Collected Poems by E.E. Cummings. My favorite poet for many years. It may have resulted in many pathetic imitations on my part.
Then I basically started listening to Bob Dylan and hundreds of songwriters, both in popular music and those who wrote musicals, as though they were writing the greatest literature.

Your top five authors:

1. Virginia Woolf, most especially for her hybrid work Three Guineas, which gave me all sorts of permission about argument through literature.
2. James Joyce permitted me to experiment with language, clowning, absurdity.
3. Ralph Ellison showed me the beauty of politics and abstraction, and that they are not always opposed.
4. Nathalie Sarraute permitted me to do away with description and allow for the voices.
5. Samuel Beckett: Humor. Absurdity. Human foible. It's all there.

Still writing:
1. Anakana Schofield, one of the most engaged and humorous writers today.
2. Renee Gladman. Thinking through gesture, language, abstraction and human mystery: she's incredible.
3. Mac Wellman, pure joy of language, and the politics of absurdity (or absurdity of politics).
4. John Weidman. Permission for paragraphs and sentences that span all time.
5. John D'Agata, who gives generous examples of imaginative essays, combining poetry and research into large structures.

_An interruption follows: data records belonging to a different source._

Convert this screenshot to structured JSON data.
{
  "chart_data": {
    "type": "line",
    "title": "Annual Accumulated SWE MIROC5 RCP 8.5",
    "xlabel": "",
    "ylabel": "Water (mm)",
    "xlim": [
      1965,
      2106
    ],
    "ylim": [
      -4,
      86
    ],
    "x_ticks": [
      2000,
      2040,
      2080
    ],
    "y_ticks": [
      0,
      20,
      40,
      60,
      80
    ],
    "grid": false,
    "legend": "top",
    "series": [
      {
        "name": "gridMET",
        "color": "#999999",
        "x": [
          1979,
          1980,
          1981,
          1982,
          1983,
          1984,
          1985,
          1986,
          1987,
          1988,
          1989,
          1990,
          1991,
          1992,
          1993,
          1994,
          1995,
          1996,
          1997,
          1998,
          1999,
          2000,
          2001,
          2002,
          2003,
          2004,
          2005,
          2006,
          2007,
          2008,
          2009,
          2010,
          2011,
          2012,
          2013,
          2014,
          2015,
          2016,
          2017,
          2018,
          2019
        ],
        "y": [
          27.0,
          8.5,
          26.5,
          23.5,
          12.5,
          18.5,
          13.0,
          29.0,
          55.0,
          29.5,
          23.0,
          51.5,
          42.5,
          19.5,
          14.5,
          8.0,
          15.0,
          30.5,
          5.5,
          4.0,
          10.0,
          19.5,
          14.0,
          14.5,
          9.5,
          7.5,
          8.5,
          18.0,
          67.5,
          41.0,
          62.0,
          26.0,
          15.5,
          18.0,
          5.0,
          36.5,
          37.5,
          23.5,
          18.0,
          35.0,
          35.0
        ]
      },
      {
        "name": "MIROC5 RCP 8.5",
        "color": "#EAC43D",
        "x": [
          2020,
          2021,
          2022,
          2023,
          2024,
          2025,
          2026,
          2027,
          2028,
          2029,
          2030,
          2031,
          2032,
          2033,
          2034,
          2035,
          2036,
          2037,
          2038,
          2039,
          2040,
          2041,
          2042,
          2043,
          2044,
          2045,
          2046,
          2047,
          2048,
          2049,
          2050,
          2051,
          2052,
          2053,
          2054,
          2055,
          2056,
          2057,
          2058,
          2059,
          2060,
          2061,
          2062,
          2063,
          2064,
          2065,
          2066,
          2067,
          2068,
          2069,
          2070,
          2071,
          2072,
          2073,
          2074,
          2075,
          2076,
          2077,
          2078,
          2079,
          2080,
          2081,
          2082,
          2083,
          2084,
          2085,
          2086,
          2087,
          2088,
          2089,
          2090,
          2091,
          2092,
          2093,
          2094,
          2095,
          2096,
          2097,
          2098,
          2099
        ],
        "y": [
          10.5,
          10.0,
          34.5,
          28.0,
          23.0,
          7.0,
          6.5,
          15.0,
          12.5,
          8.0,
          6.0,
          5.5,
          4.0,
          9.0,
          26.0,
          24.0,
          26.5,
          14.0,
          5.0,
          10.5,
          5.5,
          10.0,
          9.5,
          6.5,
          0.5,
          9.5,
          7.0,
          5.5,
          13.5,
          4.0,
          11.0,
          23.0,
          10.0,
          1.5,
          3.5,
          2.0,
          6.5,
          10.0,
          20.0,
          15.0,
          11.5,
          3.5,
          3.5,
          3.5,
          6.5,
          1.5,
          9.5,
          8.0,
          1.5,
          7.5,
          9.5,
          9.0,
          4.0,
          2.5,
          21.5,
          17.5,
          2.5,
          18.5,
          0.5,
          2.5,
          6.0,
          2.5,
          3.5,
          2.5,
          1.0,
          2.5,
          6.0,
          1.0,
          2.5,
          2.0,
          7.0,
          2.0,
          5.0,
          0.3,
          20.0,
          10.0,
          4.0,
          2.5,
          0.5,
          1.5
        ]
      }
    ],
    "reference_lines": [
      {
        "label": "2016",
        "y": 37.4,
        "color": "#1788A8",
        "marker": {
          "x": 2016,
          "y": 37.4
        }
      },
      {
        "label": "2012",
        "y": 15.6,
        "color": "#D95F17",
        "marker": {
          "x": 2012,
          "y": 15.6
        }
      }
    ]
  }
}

Book you've faked reading:

The Bible.

Book you're an evangelist for:

Vicki Hearne's books Adam's Task and Bandit. I recommend these more than anything else because our relationships to animals are so confused.

Book you've bought for the cover:

Hyperbole and a Half by Allie Brosh. Bought for the cover, stayed for the genius.

Book you hid from your parents:

Richard Pryor comedy albums.

Book that changed your life:

The I Ching. I started throwing and reading almost by accident. Then 10 years went by and everything (and nothing) changed.

Favorite line from a book:

Guildenstern: Death is the ultimate negative. Not-being. You can't not-be on a boat.
Rosencrantz: I've frequently not been on boats.
Guildenstern: No, no, no--what you've been is not on boats.
--from Rosencrantz and Guildenstern Are Dead by Tom Stoppard

Five books you'll never part with:

My worn copy of Gertrude Stein's Collected Works. At least once a week I have to go reread something.
My falling apart copy of James Baldwin's The Fire Next Time. At least twice a year I have to go reread.
My ancient copy of Howard Zinn's A People's History of the United States. I don't even know who I'd be without this book.
Banksy's Wall and Piece. I have to be able to incorporate the belief in public space and public art as a constant possibility.
Andy Warhol's The Philosophy of Andy Warhol. It makes me laugh and reminds me I don't know who I am at all.

Book you most want to read again for the first time:

John Cage's Silence. I can't quite regain the sense of total wonder and permission that reading this book first gave me. Its wisdoms and humor haven't lost their edge, though.